Churches tend to be more interested in programs and buildings and statistics than in persons. Never before has the spiritual poverty of our present religious structures been so clearly revealed. As a student put it to me so vividly one day: “The church stands in the way of Christ. You tend not to believe in God because of what you see in the church.”

To suggest that a revision of the order of worship or the liturgy will solve the problem is naïve. To rely on a new and up-to-date theological understanding is not enough. To insist on better preaching as the answer is to base our hopes on a false premise. We must look further and deeper than we have looked thus far. In this spirit I suggest the following insight as one of the dimensions of our difficulty.

We structure our churches and maintain them so as to shield us from God and to protect us from the genuine expression of Christ.

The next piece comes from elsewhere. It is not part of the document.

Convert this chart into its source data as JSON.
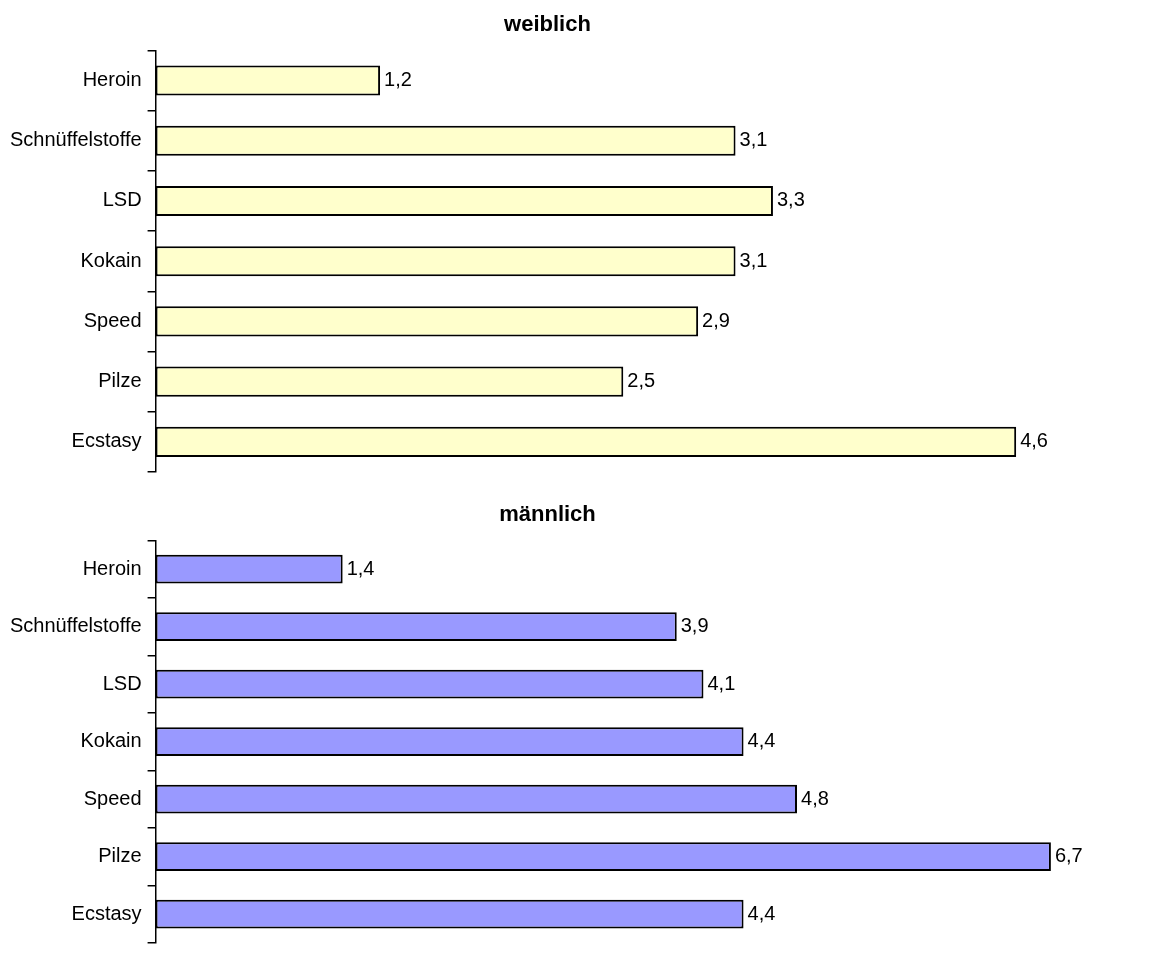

On a conscious level, we are gathered and organized in our churches for religious purposes, but on an unconscious level we have other motivations which take precedence and which contradict and nullify our spiritual intentions. Our behavior reveals all too often that unconscious resistance rather than conscious intention is determining our actions.

The church as a group tends to emasculate impulses toward Christ, corral them, then render them safe and harmless so they cannot upset the comfort level of the body.

This emasculating process is carried out in a number of subtle ways in the churches. We structure the services of worship as to prevent genuine worship. We use the clergy as buffers to protect us from the direct impact of religious influence. We invest great energy in the defense of doctrines which stand between us and God, rather than opening the way for a deeper relationship.

One of the bedrock answers that helps me to understand why we structure our churches to evade God is simply our fear of God. If we expose ourselves to His influence, we cannot be sure where it may lead us. If we follow Him, we may be led far from home. God represents the unknown, and the unknown is always frightening.